Energy & Particles

Performing Under Pressure

Staff Reporter
First Posted: Mar 23, 2012 08:10 AM EDT

Imagine a robot sent out on the prowl on this energy hungry planet looking for methane, the principal component of what we call "natural gas" and probably the most abundant organic compound on earth.

Our robot would find this energy source in shale deposits, notably here on the east coast of the United States. However, the most abundant deposits of natural gas are under water on the continental shelves and in the permafrost in the Arctic region. At both poles, methane mixes with water and freezes, remaining trapped as an ice-like compound, for millions of years.

Much further afield, methane, along with water and ammonia, are major constituents of Saturn's icy moon Titan. Some scientists speculate that on Titan there is a methanological cycle similar to the hydrological cycle here on earth. Surface methane evaporates into the atmosphere, where it condenses, and rains down to the surface again. NASA's Cassini-Huygens Titan probe has been there and sampled it.

Methane holds promise as an abundant energy source for tomorrow, but it is Janus-faced: While often referred to as the cleanest fossil fuel producing far less greenhouse gas than either coal or oil, historically it has been seen as a major source of environmental pollution. That's because burning it produces carbon dioxide, a very potent greenhouse gas.

Scientists are looking at how to sequester that CO2 byproduct, in an ice-like state. Such a strategy would create a carbon 'energy cycle' in which the methane resource is recovered, used, and then the greenhouse gas sequestered in a form very closely related to the naturally occuring initial materials.

"What we do know right now is that when methane is taken up and released into the environment, water plays a critical role", said Chris Tulk, lead instrument scientist on the Spallation Neutrons and Pressure Diffractometer (SNAP) at ORNL. "Whether it is in the oceans where hydrates form on continental shelves, in the icy permafrost conditions, or even as these materials decompose and release the methane into the atmosphere to contribute to the greenhouse effect, water is certainly involved in the process. This research should lead to better models of how hydrocarbons are taken up and released in the environment."

To develop such models, they need to understand at the molecular level the relationship between methane and water. The work builds on researchers' discovery decades ago, that water forms cages, called clathrates, that contain "guest" molecules of methane and of many of the Noble gases.

At SNAP, a combination of a state-of-the-art instrument, clever experimental technique, and excellent samples have yielded detailed data of the phase structure of these methane hydrate clathrates at a pressure of more than 600,000 pounds per square inch.

They found that the correct occupancy for the largest cages in this beautiful structure is three methane molecules. This finding can now be used to benchmark methane and water interactions at various energy and pressure, and researchers can better characterize the hydrophobic interaction.

"We've done a lot of work on these clathrate compounds," said Tulk, "but this is the first work in which all the work could be done on SNAP.

"When we compress the methane clathrate hydrate, it goes through a phase change at the molecular level to a new high pressure form known as structure H, for the hexagonal (six-sided) arrangement of water," Tulk explained.

"As the pressure is increased and the sample becomes smaller, the overall density increases, as expected.
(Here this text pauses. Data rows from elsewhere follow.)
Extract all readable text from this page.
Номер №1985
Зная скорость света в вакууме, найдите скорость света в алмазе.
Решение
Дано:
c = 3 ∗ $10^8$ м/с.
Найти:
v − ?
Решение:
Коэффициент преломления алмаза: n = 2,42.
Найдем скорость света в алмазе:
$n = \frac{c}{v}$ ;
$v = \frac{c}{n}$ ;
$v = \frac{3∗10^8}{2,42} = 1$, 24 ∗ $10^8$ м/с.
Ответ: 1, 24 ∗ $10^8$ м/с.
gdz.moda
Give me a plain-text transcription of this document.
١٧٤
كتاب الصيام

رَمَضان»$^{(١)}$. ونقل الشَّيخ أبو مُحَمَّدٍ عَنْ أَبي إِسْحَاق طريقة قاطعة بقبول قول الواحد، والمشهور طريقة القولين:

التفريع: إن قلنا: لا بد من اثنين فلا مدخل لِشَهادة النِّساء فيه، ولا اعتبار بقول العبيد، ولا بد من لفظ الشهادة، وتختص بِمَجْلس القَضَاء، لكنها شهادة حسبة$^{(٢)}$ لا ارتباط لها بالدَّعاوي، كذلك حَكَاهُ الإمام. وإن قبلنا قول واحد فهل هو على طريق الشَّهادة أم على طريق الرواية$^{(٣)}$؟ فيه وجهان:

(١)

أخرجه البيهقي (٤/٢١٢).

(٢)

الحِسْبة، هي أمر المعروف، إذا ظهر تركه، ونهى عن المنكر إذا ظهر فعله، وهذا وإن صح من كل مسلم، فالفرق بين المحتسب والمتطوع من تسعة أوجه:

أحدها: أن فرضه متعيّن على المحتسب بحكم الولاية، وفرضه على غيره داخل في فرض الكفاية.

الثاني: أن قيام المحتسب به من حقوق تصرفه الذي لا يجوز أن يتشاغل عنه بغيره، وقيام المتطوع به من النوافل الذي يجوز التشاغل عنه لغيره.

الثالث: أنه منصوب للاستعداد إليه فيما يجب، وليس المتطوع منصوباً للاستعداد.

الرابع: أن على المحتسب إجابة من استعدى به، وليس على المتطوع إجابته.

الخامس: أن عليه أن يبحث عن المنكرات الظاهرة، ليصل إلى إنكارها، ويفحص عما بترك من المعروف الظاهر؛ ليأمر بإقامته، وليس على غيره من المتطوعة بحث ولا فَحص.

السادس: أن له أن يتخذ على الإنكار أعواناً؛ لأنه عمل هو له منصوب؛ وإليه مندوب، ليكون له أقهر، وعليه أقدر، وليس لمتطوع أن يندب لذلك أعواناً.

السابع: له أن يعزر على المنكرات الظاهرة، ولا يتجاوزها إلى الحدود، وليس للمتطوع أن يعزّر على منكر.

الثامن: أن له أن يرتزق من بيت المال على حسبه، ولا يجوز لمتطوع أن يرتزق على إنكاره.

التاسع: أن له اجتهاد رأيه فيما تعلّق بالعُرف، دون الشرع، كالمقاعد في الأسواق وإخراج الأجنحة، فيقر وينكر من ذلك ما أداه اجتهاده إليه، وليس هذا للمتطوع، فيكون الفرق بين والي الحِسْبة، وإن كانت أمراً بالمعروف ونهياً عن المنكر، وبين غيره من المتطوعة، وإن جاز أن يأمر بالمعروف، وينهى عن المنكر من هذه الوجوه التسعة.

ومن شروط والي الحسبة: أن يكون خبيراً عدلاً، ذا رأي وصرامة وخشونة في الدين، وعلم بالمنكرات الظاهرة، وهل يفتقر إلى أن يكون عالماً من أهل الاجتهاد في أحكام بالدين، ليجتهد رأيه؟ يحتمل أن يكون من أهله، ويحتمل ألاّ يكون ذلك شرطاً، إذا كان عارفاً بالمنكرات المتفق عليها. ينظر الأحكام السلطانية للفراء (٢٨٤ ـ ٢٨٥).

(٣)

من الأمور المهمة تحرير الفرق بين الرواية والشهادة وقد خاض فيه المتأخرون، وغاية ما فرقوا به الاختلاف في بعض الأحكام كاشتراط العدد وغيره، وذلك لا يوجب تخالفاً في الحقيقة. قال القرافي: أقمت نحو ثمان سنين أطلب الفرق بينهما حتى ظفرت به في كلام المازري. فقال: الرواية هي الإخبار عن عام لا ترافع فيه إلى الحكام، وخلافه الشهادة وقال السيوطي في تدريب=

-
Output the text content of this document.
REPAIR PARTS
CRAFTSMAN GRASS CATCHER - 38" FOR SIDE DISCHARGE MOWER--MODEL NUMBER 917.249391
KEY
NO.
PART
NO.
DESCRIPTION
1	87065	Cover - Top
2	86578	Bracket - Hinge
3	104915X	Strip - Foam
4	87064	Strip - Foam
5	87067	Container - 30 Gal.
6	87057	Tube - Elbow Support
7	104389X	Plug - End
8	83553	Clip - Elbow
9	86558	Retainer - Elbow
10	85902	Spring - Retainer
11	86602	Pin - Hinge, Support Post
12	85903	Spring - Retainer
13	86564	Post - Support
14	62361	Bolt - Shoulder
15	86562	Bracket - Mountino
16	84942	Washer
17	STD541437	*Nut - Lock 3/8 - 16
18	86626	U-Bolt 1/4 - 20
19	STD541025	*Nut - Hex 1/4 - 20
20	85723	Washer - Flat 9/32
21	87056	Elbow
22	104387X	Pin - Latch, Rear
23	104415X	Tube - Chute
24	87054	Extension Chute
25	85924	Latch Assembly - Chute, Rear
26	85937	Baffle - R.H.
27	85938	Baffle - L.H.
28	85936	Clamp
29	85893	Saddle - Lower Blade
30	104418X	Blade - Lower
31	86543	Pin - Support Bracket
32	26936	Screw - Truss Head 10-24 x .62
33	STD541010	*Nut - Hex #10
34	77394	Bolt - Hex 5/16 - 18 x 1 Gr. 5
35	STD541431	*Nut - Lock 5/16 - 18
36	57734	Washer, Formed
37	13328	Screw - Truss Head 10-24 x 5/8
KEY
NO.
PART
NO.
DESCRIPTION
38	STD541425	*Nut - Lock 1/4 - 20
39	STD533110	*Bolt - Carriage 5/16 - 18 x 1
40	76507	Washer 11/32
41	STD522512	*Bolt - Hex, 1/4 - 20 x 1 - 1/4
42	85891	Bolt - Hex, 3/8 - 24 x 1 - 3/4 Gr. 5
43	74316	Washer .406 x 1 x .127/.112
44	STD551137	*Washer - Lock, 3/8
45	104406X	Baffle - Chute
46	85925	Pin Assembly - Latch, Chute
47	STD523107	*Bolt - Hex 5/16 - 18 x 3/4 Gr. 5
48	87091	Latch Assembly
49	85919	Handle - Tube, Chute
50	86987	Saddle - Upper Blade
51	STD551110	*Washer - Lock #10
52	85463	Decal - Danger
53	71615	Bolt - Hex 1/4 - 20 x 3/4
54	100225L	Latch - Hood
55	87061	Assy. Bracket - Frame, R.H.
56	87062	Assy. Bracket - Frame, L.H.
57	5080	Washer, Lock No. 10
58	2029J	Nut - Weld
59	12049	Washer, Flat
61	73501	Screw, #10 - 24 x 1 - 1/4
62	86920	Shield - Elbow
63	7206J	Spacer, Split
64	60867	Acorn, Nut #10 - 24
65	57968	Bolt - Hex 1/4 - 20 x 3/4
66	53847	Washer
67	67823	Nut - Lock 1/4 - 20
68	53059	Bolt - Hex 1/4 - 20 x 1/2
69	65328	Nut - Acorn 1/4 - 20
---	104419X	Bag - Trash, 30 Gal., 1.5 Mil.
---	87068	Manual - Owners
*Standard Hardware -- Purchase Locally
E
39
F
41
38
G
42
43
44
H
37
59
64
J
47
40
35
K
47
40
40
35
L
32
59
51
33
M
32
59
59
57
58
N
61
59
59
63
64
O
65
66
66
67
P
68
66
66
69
But the water molecules re-arrange themselves to form larger cages. These larger cages can now accommodate more than one methane molecule. The key question in this research was, how many methane molecules are in these larger cages, and how are they arranged?"

The SNAP instrument is perfectly suited to provide these types of structural details. "The repulsive interaction between methane and water, called the hydrophobic interaction, is poorly understood," Tulk explained. "And the interaction between methane and methane, particularly when the molecules are nearly in contact and strongly repelling, is not well understood at all."

Understanding how many methanes are able to fit in each cage and how the methane molecules are arranged within these cages, provides insight into these interactions.

The research also assists computational simulation. There are currently no good models to predict clathrate structure. "Determining how many methane molecules are in a cage will give the computational chemistry folks something to shoot for with their hydrate models," Tulk said.

Given these experimental results to come up with a new "potential" -- i.e., a new calculation of the interaction force that exists between methane molecules, and between methane and water - computational chemists can calculate the way methane interacts with water in the larger environment.

The ball is now in the hands of the theorists, who must come up with a model that correctly predicts this experimental observation. Then they can extend the model to better predict how water and hydrocarbons interact in the larger environment.

"That is the driving motivation for my research, to get a fundamental physics-chemistry perspective on these things that have such a large impact on the earth."